A mobilidade urbana no Brasil
Enviada em 06/05/2025
A Declaração Universal dos Direitos Humanos de 1948, prevê todos os direitos à igualdade e à dignidade. Porém, a concretização da garantia em voga é dificultada pela mobilidade urbana no Brasil. Tal cenário ocorre, em especial, devido à negligência estatal e à má formação sociocultural.

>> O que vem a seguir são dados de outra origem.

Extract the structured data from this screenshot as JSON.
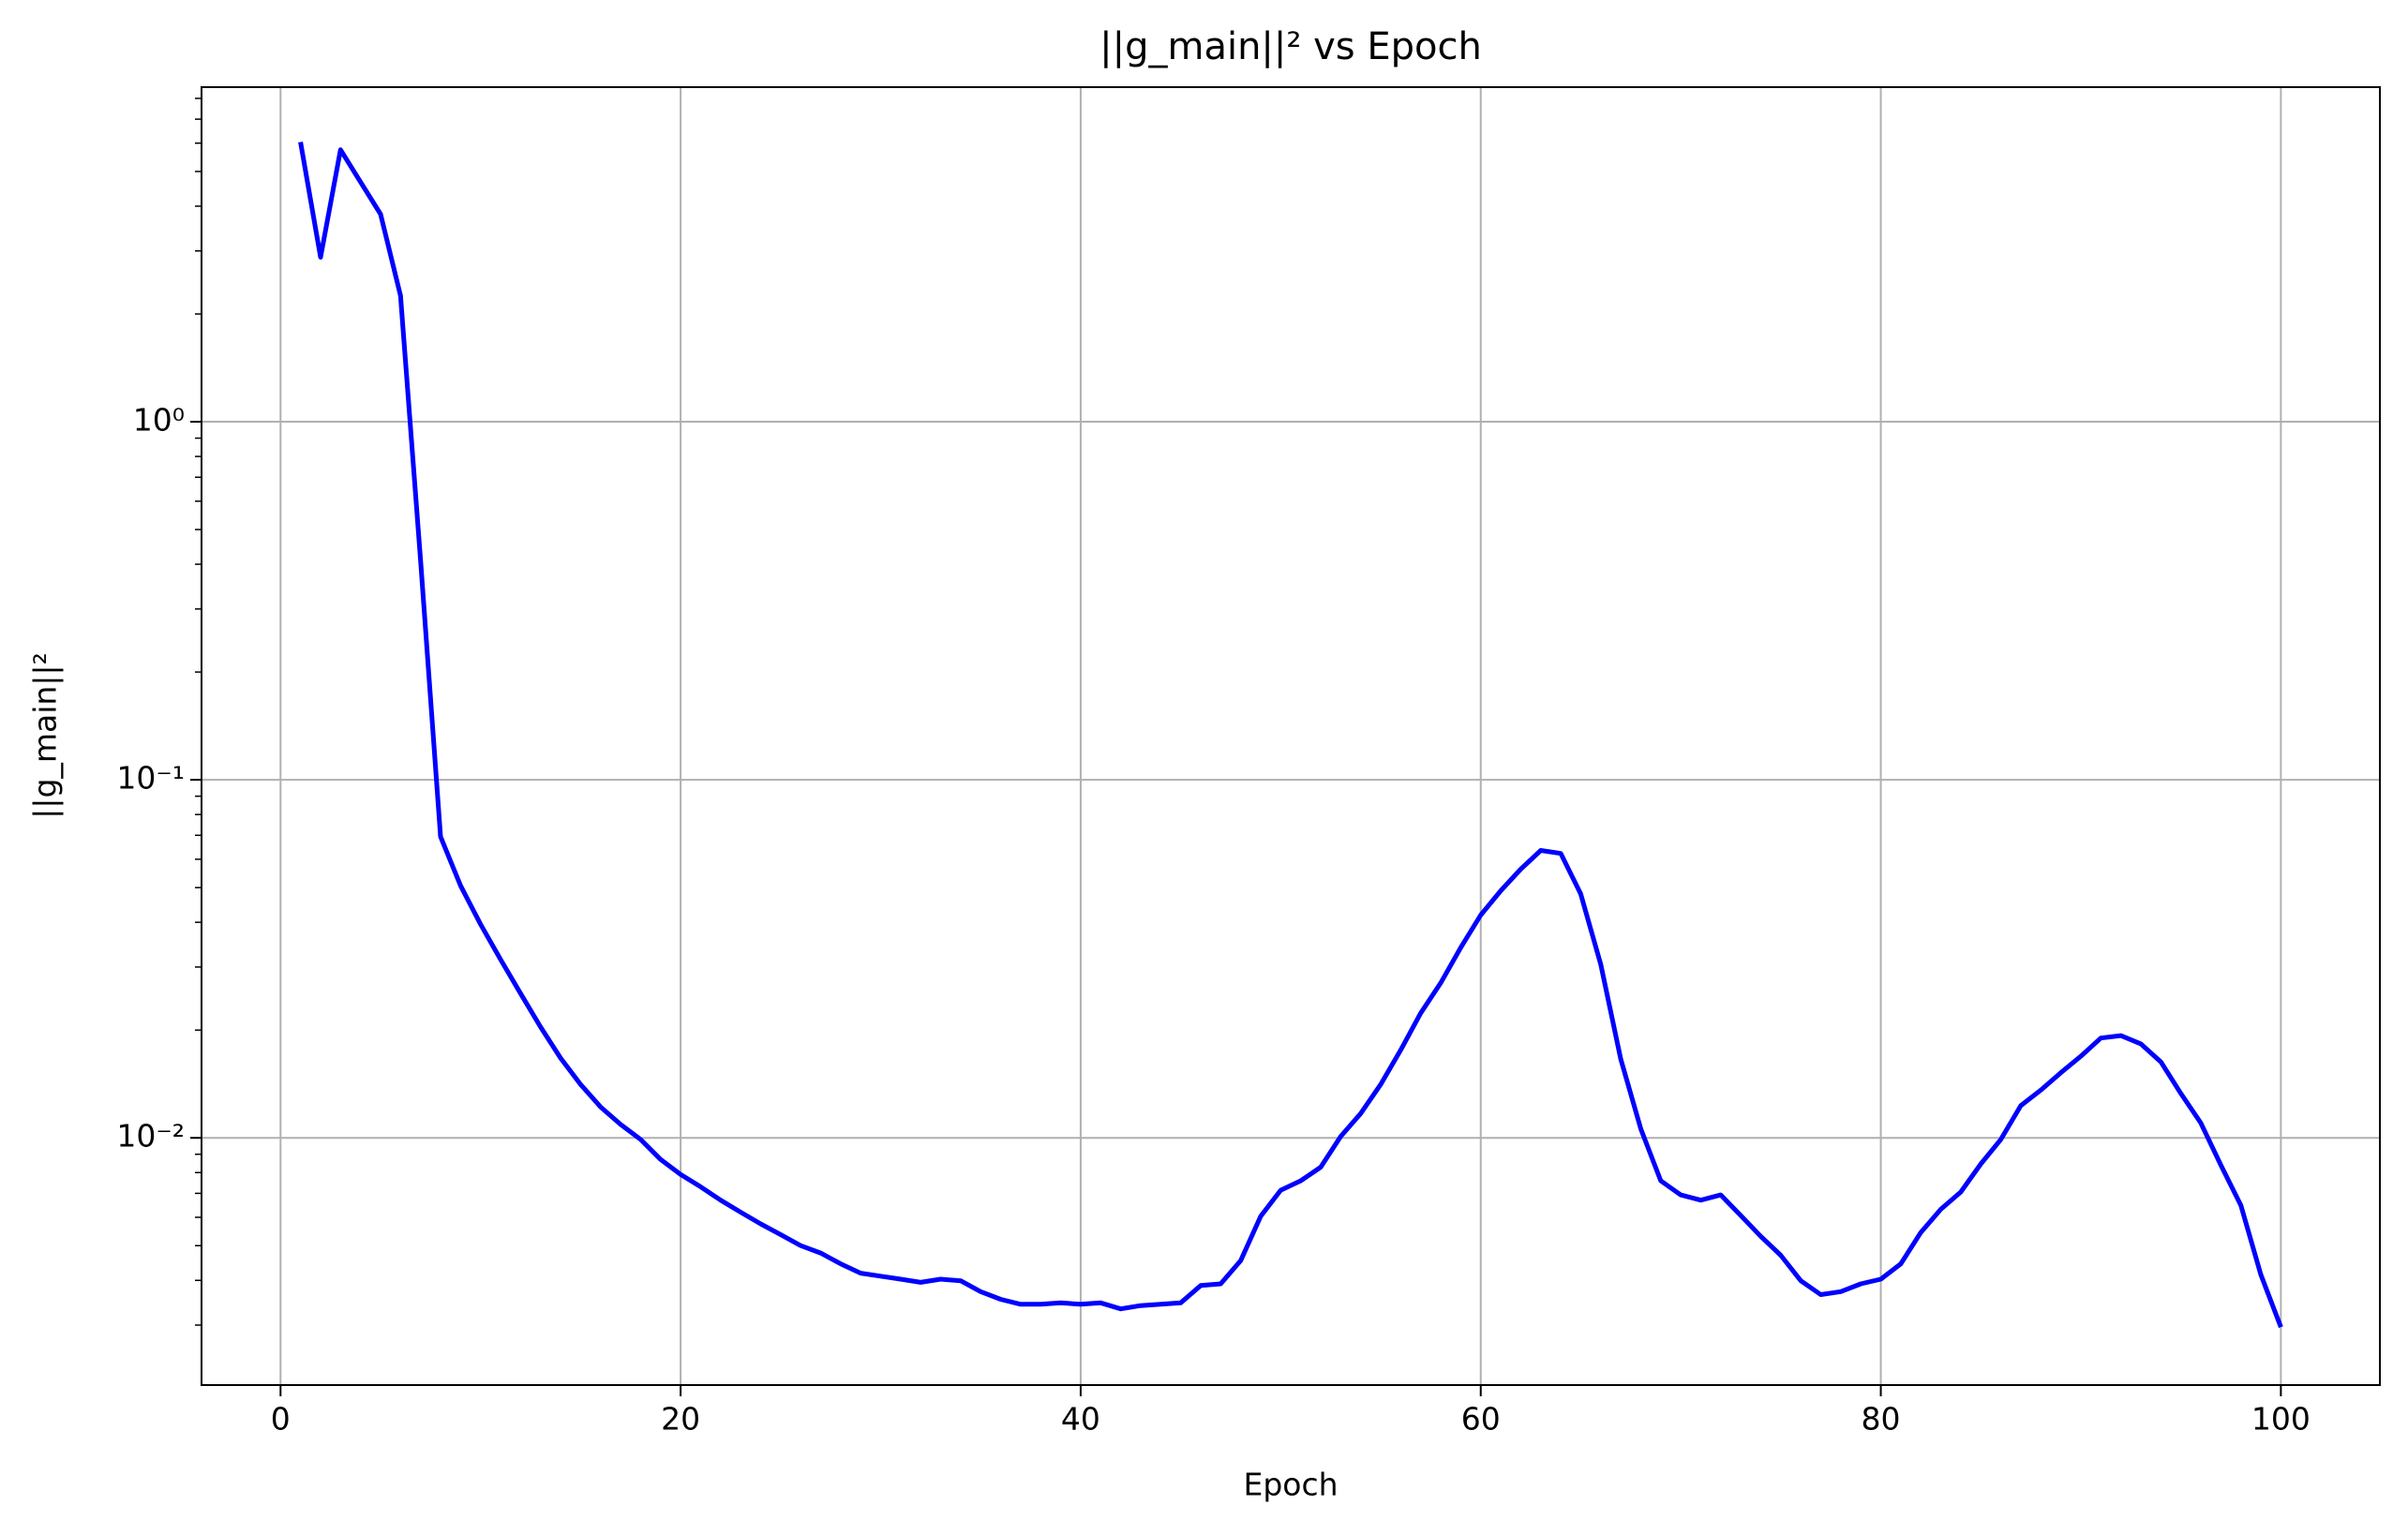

Antes de tudo, é importante destacar a insuficiência da ação estatal em relação a à mobilidade urbana. Conforme o pensador Nicolau Maquiavel, o principal objetivo do governante é a manutenção do poder, relegando, a segundo plano, a busca pelo bem comum. Nesse prisma, observa-se um descaso por parte do governo, com
escassos investimentos deslocamento urbano, uma vez que políticas voltadas essa questão não oferecem significativo retorno eleitoral aos políticos. Isso ocorre porque grande parte da população não enxerga a mobilidade urbana como prioridade e ,por isso, não apoia os governantes que proponham melhore o fluxo de veículos nas cidades . Como resultado, com isso a sociedade fica sem um transporte digno.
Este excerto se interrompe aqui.